Decisive, nella modulazione di questo patchwork (che intreccia senso
dello spazio e del numero, memoria ed emozione) sono le variabili
ambientali-culturali: a popolazioni come gli amazzonici Amondawa (che
non hanno parole per le unità di tempo, né calendari) si oppongono le
nostre società iper-cronometrate, dove tutti siamo come il Bianconiglio
di Alice; mentre la rappresentazione mentale di passato e futuro segue
le direzionalità del metodo di scrittura: gli occidentali da sinistra a
destra, gli arabi e gli ebrei al contrario, i sinofoni in senso
verticale, col passato in alto e il futuro in basso.

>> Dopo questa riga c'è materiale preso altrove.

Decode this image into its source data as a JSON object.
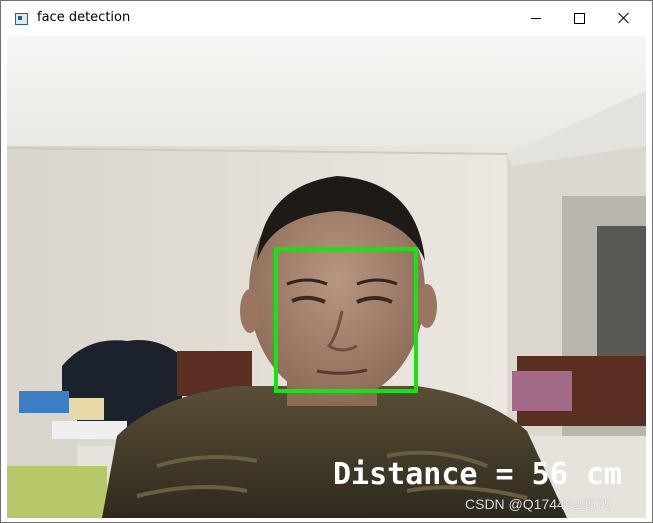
{
  "window": {
    "title": "face detection",
    "controls": {
      "minimize": "minimize-icon",
      "maximize": "maximize-icon",
      "close": "close-icon"
    }
  },
  "overlay": {
    "distance_text": "Distance = 56 cm",
    "box_color": "#10e610",
    "text_color": "#ffffff"
  },
  "watermark": {
    "text": "CSDN @Q1744828575"
  },
  "colors": {
    "wall": "#ece8e2",
    "ceiling": "#f4f4f2",
    "jacket": "#4a3f2a",
    "skin": "#a98870"
  }
}
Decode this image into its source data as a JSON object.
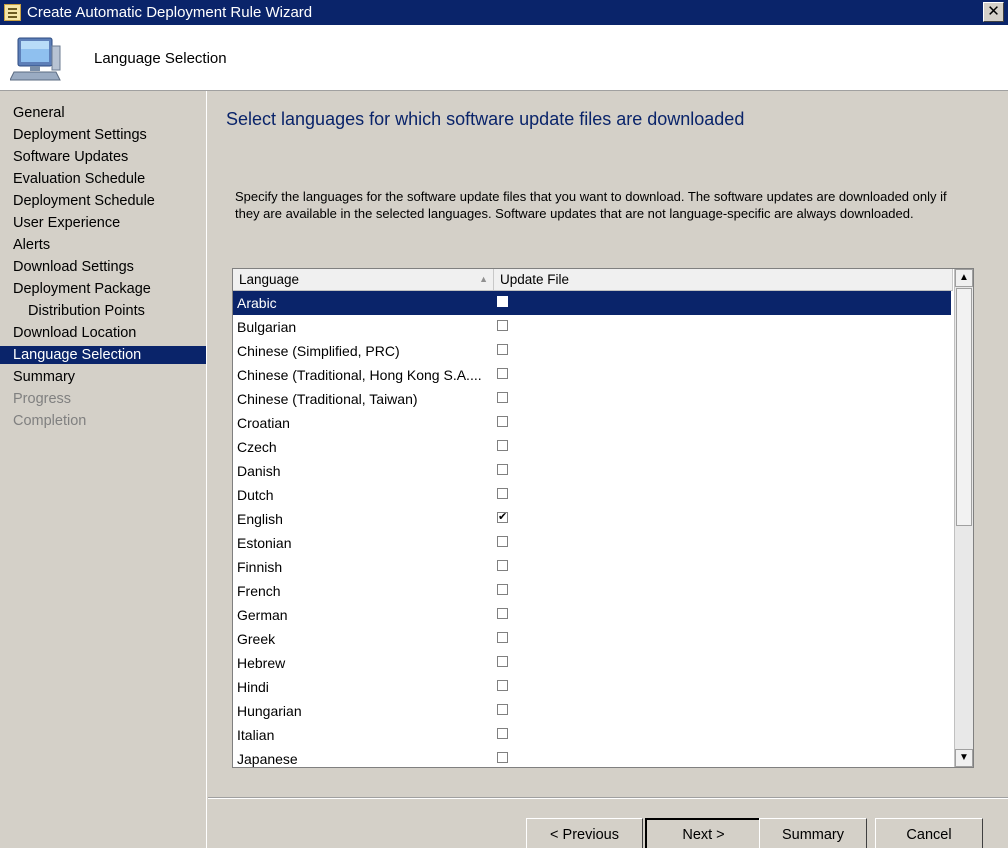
{
  "window": {
    "title": "Create Automatic Deployment Rule Wizard",
    "close_label": "✕"
  },
  "header": {
    "page_title": "Language Selection"
  },
  "nav": {
    "items": [
      {
        "label": "General",
        "state": "normal"
      },
      {
        "label": "Deployment Settings",
        "state": "normal"
      },
      {
        "label": "Software Updates",
        "state": "normal"
      },
      {
        "label": "Evaluation Schedule",
        "state": "normal"
      },
      {
        "label": "Deployment Schedule",
        "state": "normal"
      },
      {
        "label": "User Experience",
        "state": "normal"
      },
      {
        "label": "Alerts",
        "state": "normal"
      },
      {
        "label": "Download Settings",
        "state": "normal"
      },
      {
        "label": "Deployment Package",
        "state": "normal"
      },
      {
        "label": "Distribution Points",
        "state": "sub"
      },
      {
        "label": "Download Location",
        "state": "normal"
      },
      {
        "label": "Language Selection",
        "state": "active"
      },
      {
        "label": "Summary",
        "state": "normal"
      },
      {
        "label": "Progress",
        "state": "disabled"
      },
      {
        "label": "Completion",
        "state": "disabled"
      }
    ]
  },
  "main": {
    "heading": "Select languages for which software update files are downloaded",
    "description": "Specify the languages for the software update files that you want to download. The software updates are downloaded only if they are available in the selected languages. Software updates that are not language-specific are always downloaded.",
    "columns": {
      "language": "Language",
      "update_file": "Update File"
    },
    "languages": [
      {
        "name": "Arabic",
        "checked": false,
        "selected": true
      },
      {
        "name": "Bulgarian",
        "checked": false,
        "selected": false
      },
      {
        "name": "Chinese (Simplified, PRC)",
        "checked": false,
        "selected": false
      },
      {
        "name": "Chinese (Traditional, Hong Kong S.A....",
        "checked": false,
        "selected": false
      },
      {
        "name": "Chinese (Traditional, Taiwan)",
        "checked": false,
        "selected": false
      },
      {
        "name": "Croatian",
        "checked": false,
        "selected": false
      },
      {
        "name": "Czech",
        "checked": false,
        "selected": false
      },
      {
        "name": "Danish",
        "checked": false,
        "selected": false
      },
      {
        "name": "Dutch",
        "checked": false,
        "selected": false
      },
      {
        "name": "English",
        "checked": true,
        "selected": false
      },
      {
        "name": "Estonian",
        "checked": false,
        "selected": false
      },
      {
        "name": "Finnish",
        "checked": false,
        "selected": false
      },
      {
        "name": "French",
        "checked": false,
        "selected": false
      },
      {
        "name": "German",
        "checked": false,
        "selected": false
      },
      {
        "name": "Greek",
        "checked": false,
        "selected": false
      },
      {
        "name": "Hebrew",
        "checked": false,
        "selected": false
      },
      {
        "name": "Hindi",
        "checked": false,
        "selected": false
      },
      {
        "name": "Hungarian",
        "checked": false,
        "selected": false
      },
      {
        "name": "Italian",
        "checked": false,
        "selected": false
      },
      {
        "name": "Japanese",
        "checked": false,
        "selected": false
      }
    ]
  },
  "footer": {
    "previous_label": "< Previous",
    "next_label": "Next >",
    "summary_label": "Summary",
    "cancel_label": "Cancel"
  },
  "colors": {
    "title_bar": "#0a246a",
    "selection": "#0a246a",
    "heading": "#0a246a",
    "panel": "#d4d0c8"
  }
}
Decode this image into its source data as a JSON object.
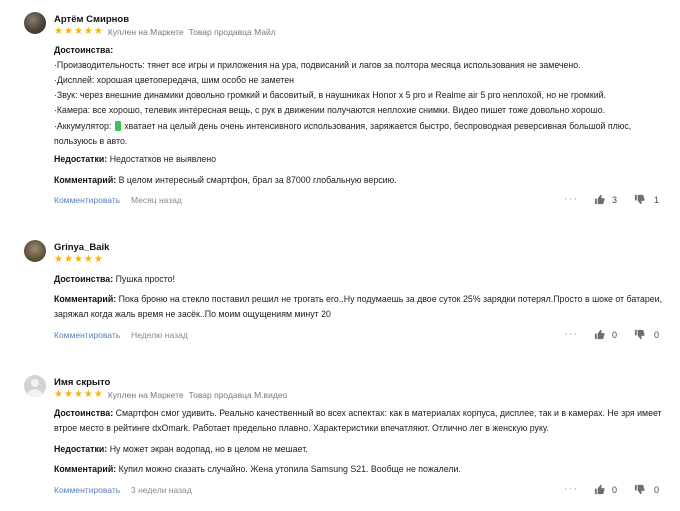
{
  "reviews": [
    {
      "author": "Артём Смирнов",
      "rating": 5,
      "meta": [
        "Куплен на Маркете",
        "Товар продавца Майл"
      ],
      "pros_label": "Достоинства:",
      "pros_lines": [
        "·Производительность: тянет все игры и приложения на ура, подвисаний и лагов за полтора месяца использования не замечено.",
        "·Дисплей: хорошая цветопередача, шим особо не заметен",
        "·Звук: через внешние динамики довольно громкий и басовитый, в наушниках Honor x 5 pro и Realme air 5 pro неплохой, но не громкий.",
        "·Камера: все хорошо, телевик интересная вещь, с рук в движении получаются неплохие снимки. Видео пишет тоже довольно хорошо.",
        "хватает на целый день очень интенсивного использования, заряжается быстро, беспроводная реверсивная большой плюс,",
        "пользуюсь в авто."
      ],
      "battery_prefix": "·Аккумулятор:",
      "cons_label": "Недостатки:",
      "cons": "Недостатков не выявлено",
      "comment_label": "Комментарий:",
      "comment": "В целом интересный смартфон, брал за 87000 глобальную версию.",
      "comment_action": "Комментировать",
      "time": "Месяц назад",
      "likes": "3",
      "dislikes": "1"
    },
    {
      "author": "Grinya_Baik",
      "rating": 5,
      "pros_label": "Достоинства:",
      "pros": "Пушка просто!",
      "comment_label": "Комментарий:",
      "comment_lines": [
        "Пока броню на стекло поставил решил не трогать его..Ну подумаешь за двое суток 25% зарядки потерял.Просто в шоке от батареи,",
        "заряжал когда жаль время не засёк..По моим ощущениям минут 20"
      ],
      "comment_action": "Комментировать",
      "time": "Неделю назад",
      "likes": "0",
      "dislikes": "0"
    },
    {
      "author": "Имя скрыто",
      "rating": 5,
      "meta": [
        "Куплен на Маркете",
        "Товар продавца М.видео"
      ],
      "pros_label": "Достоинства:",
      "pros_lines": [
        "Смартфон смог удивить. Реально качественный во всех аспектах: как в материалах корпуса, дисплее, так и в камерах. Не зря имеет",
        "втрое место в рейтинге dxOmark. Работает предельно плавно. Характеристики впечатляют. Отлично лег в женскую руку."
      ],
      "cons_label": "Недостатки:",
      "cons": "Ну может экран водопад, но в целом не мешает.",
      "comment_label": "Комментарий:",
      "comment": "Купил можно сказать случайно. Жена утопила Samsung S21. Вообще не пожалели.",
      "comment_action": "Комментировать",
      "time": "3 недели назад",
      "likes": "0",
      "dislikes": "0"
    }
  ],
  "colors": {
    "star": "#f6b606",
    "link": "#5a7fbf",
    "battery": "#3dbf54"
  },
  "icons": {
    "more": "more-dots-icon",
    "like": "thumb-up-icon",
    "dislike": "thumb-down-icon"
  }
}
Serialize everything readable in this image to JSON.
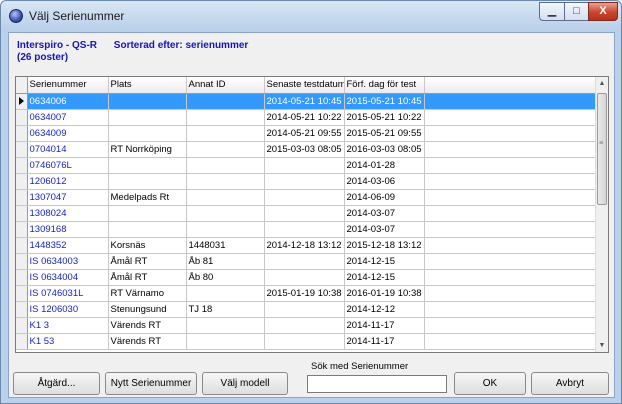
{
  "window": {
    "title": "Välj Serienummer",
    "min_glyph": "▁",
    "max_glyph": "□",
    "close_glyph": "X"
  },
  "header": {
    "company": "Interspiro - QS-R",
    "sorted_by": "Sorterad efter: serienummer",
    "count": "(26 poster)"
  },
  "grid": {
    "columns": [
      "Serienummer",
      "Plats",
      "Annat ID",
      "Senaste testdatum",
      "Förf. dag för test"
    ],
    "rows": [
      [
        "0634006",
        "",
        "",
        "2014-05-21 10:45",
        "2015-05-21 10:45"
      ],
      [
        "0634007",
        "",
        "",
        "2014-05-21 10:22",
        "2015-05-21 10:22"
      ],
      [
        "0634009",
        "",
        "",
        "2014-05-21 09:55",
        "2015-05-21 09:55"
      ],
      [
        "0704014",
        "RT Norrköping",
        "",
        "2015-03-03 08:05",
        "2016-03-03 08:05"
      ],
      [
        "0746076L",
        "",
        "",
        "",
        "2014-01-28"
      ],
      [
        "1206012",
        "",
        "",
        "",
        "2014-03-06"
      ],
      [
        "1307047",
        "Medelpads Rt",
        "",
        "",
        "2014-06-09"
      ],
      [
        "1308024",
        "",
        "",
        "",
        "2014-03-07"
      ],
      [
        "1309168",
        "",
        "",
        "",
        "2014-03-07"
      ],
      [
        "1448352",
        "Korsnäs",
        "1448031",
        "2014-12-18 13:12",
        "2015-12-18 13:12"
      ],
      [
        "IS 0634003",
        "Åmål RT",
        "Åb 81",
        "",
        "2014-12-15"
      ],
      [
        "IS 0634004",
        "Åmål RT",
        "Åb 80",
        "",
        "2014-12-15"
      ],
      [
        "IS 0746031L",
        "RT Värnamo",
        "",
        "2015-01-19 10:38",
        "2016-01-19 10:38"
      ],
      [
        "IS 1206030",
        "Stenungsund",
        "TJ 18",
        "",
        "2014-12-12"
      ],
      [
        "K1 3",
        "Värends RT",
        "",
        "",
        "2014-11-17"
      ],
      [
        "K1 53",
        "Värends RT",
        "",
        "",
        "2014-11-17"
      ]
    ],
    "selected_row": 0,
    "scroll_up": "▲",
    "scroll_down": "▼",
    "scroll_grip": "≡"
  },
  "search": {
    "label": "Sök med Serienummer",
    "value": "",
    "placeholder": ""
  },
  "buttons": {
    "atgard": "Åtgärd...",
    "nytt": "Nytt Serienummer",
    "valj": "Välj modell",
    "ok": "OK",
    "avbryt": "Avbryt"
  },
  "colors": {
    "selection": "#3399ff",
    "serial_text": "#1a22c8",
    "header_text": "#1515b8"
  }
}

E altrettanto contano le variabili soggettive oscillanti tra fisiologia e
patologia, che si traducono in una vera fantasmagoria di fattori
distorsivi del tempo. Alcuni sono immediati: la paura e la malattia lo
rallentano, l’euforia o l’attenzione lo accelerano. Altri sono più
sorprendenti, come le visioni sinestetiche, in cui i giorni si associano
ai colori, i mesi a cerchi anti-orari o a spirali, gli anni a ellissi
imperfette. Altri ancora, sono perturbanti: è il caso delle
crono-alterazioni nell’isolamento o in certe lesioni cerebrali,
dell’«eterno presente» nei bambini iperattivi, del non-tempo negli
psicotici.
Del resto, che il tempo abbia una «forma» lo ricorda anche il codice
Morse, dove l’alternanza di punti e linee con i relativi intervalli fa
emergere le frasi un po’ come i puntini fanno emergere volti o alberi
nei quadri di Seurat.
Alla fine di questo percorso incrociato — tra soluzioni aperte e domande
inevase — è possibile almeno reimpostare la rotta concettuale.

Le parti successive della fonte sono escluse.